I have an assignment to get distances of every occurrence of same number in string and its time complexity should be O(n) so it shouldn't use nested for loops.
For example if my string contains "100101" and I need to get distances between ones it's total distance would be 10. (Since first and second has distance of 3, first and last has 5 and second and last has 2).

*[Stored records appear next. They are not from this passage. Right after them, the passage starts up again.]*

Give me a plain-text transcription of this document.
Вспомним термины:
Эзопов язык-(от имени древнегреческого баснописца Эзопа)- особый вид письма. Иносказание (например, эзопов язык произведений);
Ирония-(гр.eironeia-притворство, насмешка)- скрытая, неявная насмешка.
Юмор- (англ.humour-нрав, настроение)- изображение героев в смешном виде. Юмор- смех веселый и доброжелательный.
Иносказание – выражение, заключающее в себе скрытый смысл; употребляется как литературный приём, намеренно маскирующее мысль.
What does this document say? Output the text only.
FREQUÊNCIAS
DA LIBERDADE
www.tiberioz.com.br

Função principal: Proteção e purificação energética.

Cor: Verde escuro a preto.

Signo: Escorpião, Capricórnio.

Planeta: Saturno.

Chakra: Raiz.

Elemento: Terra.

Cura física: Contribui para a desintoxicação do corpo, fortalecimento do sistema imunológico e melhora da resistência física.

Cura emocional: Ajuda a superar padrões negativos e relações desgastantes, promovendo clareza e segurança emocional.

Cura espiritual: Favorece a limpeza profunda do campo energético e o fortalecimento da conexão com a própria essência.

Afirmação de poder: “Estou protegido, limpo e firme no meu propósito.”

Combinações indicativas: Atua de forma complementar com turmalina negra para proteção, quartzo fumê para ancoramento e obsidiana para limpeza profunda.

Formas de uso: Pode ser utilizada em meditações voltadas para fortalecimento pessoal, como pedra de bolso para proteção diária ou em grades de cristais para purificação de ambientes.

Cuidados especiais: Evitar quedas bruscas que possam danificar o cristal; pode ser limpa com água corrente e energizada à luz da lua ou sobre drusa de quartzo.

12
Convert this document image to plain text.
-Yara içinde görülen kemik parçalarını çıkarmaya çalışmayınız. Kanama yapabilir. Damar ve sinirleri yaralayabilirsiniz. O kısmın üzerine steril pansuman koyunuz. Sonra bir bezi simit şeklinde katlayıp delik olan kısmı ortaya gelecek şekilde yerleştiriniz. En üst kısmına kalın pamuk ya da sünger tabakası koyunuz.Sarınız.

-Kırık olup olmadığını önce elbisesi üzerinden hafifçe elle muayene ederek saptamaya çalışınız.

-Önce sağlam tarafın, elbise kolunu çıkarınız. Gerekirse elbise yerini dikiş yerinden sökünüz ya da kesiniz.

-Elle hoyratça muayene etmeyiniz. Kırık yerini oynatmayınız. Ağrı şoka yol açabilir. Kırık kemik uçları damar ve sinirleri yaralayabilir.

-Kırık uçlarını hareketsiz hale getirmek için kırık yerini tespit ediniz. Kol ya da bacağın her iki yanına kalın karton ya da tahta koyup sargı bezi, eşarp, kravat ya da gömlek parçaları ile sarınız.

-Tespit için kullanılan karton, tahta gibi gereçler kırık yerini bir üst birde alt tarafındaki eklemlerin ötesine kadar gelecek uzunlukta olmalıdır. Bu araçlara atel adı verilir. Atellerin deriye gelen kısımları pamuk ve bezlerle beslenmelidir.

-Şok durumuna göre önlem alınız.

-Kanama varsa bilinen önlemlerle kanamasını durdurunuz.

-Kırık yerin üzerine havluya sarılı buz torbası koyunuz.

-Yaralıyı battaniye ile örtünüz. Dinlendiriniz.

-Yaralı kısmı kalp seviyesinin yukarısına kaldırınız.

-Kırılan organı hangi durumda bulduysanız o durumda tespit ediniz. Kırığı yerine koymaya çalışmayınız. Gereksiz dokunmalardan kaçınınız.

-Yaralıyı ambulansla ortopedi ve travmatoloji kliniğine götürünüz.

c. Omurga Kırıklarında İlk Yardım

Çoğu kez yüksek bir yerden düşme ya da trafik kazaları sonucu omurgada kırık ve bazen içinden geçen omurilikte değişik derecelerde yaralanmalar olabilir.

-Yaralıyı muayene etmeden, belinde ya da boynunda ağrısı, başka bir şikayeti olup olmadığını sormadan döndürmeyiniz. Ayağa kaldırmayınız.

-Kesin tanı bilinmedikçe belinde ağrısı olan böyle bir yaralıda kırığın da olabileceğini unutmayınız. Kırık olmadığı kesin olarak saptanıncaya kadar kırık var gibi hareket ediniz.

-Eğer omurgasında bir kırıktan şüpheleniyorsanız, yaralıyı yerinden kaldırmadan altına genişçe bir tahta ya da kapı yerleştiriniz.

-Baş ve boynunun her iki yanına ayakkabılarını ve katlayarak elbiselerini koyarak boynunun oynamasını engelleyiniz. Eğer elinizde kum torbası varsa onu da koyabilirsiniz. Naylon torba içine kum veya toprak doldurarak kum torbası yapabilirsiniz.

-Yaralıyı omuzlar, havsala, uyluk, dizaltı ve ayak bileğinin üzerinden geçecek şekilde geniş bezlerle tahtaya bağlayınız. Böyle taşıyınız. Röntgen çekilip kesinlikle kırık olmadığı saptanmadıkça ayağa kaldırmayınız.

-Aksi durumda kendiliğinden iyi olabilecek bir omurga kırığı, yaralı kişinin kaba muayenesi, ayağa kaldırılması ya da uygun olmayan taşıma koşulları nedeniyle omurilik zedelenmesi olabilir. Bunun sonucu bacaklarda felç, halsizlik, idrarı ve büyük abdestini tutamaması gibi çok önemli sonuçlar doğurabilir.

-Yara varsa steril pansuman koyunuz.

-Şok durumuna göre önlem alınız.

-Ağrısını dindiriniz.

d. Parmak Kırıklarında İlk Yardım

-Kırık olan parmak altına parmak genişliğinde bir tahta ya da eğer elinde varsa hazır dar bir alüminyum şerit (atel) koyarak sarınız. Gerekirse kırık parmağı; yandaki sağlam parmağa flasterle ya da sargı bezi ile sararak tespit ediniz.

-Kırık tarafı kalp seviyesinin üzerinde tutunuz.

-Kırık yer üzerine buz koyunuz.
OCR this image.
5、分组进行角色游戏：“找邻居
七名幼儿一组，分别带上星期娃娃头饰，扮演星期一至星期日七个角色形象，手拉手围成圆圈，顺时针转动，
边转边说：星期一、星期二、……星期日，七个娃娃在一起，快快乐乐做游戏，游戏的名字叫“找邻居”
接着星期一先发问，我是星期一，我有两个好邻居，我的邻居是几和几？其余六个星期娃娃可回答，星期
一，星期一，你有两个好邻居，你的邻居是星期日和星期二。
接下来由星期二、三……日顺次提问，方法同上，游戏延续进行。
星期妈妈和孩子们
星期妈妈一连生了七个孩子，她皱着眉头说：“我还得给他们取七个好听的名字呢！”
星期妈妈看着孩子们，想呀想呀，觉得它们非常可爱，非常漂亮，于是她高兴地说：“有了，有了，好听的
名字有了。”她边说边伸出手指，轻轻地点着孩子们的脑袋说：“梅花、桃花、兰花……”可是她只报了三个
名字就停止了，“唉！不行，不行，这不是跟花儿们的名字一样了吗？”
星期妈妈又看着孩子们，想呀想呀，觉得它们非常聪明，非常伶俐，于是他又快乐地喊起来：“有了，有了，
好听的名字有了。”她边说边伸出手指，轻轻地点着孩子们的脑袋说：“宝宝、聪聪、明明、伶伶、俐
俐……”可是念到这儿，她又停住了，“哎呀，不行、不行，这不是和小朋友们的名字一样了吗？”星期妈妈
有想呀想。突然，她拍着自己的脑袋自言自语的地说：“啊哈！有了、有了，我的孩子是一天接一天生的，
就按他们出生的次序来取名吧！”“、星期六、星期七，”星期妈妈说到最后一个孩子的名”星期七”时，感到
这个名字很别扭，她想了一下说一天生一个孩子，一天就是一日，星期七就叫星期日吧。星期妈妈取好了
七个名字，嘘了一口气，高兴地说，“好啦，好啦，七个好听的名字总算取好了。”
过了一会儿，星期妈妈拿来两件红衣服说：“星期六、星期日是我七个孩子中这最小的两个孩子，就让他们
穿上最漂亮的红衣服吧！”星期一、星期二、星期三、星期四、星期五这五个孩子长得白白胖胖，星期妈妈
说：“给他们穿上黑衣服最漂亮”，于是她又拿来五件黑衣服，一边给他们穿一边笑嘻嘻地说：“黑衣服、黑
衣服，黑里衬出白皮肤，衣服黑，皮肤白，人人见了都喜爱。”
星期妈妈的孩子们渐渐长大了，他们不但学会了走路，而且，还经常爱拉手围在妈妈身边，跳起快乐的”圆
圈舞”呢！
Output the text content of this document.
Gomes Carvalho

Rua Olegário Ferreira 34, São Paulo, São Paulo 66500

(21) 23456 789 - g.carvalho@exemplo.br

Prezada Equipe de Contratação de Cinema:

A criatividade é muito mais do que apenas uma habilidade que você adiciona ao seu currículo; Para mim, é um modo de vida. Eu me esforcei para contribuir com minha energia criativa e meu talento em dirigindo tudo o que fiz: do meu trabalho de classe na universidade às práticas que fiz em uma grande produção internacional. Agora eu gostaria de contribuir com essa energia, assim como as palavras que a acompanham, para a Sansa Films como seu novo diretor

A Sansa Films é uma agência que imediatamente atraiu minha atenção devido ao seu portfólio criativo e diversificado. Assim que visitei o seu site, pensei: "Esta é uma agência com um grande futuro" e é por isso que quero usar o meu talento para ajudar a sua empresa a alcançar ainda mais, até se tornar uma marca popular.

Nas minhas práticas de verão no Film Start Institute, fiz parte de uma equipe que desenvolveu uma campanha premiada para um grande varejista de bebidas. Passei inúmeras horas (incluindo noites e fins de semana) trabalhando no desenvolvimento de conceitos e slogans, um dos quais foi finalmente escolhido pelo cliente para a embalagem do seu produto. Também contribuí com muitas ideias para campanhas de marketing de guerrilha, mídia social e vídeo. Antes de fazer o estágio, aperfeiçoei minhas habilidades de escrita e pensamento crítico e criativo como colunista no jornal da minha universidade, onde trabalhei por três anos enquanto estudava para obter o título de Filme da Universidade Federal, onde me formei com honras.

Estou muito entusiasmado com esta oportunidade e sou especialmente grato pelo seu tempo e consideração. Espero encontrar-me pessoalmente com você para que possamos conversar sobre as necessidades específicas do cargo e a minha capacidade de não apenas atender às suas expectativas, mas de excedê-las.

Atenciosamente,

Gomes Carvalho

I do get the correct answers using nested for loops but I don't understand how this should be implemented without nested loops.
My current code:
def pairs(s):
array = []
total = 0
for i in range(len(s)):
if s[i] == "1":
array.append(i)
for k in reversed(array):
array.remove(k)
for j in reversed(array):
total += k - j
return total
if __name__ == "__main__":
print(pairs("100101")) # 10
print(pairs("101")) # 2
print(pairs("100100111001")) # 71
This can be indeed computed in linear time (I adapted the classic greedy algorithm used to compute the sum of Manhattan distances of sorted points):
def pairs(numbers, target):
result = s = i = 0
for j, n in enumerate(numbers):
if n == target:
result += (j * i - s)
s += j
i += 1
return result
Some examples:
>>> pairs('100101', '1')
10
>>> pairs('100101', '0')
6
>>> pairs('100010101', '1')
26
Another variant:
def pairs(s):
total = ones = distance = 0
for digit in s:
if digit == '1':
ones += 1
total += distance
distance += ones
return total
ones: The number of 1s seen so far.
total: The sum of distances between the 1s seen so far.
distance: the sum of distances of previous 1s to the current position.
When you come across another 1, count it (ones += 1) and add its sum of distances to all previous 1s to the overall total (total += distance).
When you move to the next position, you move one position away from all 1s seen so far, hence distance += ones.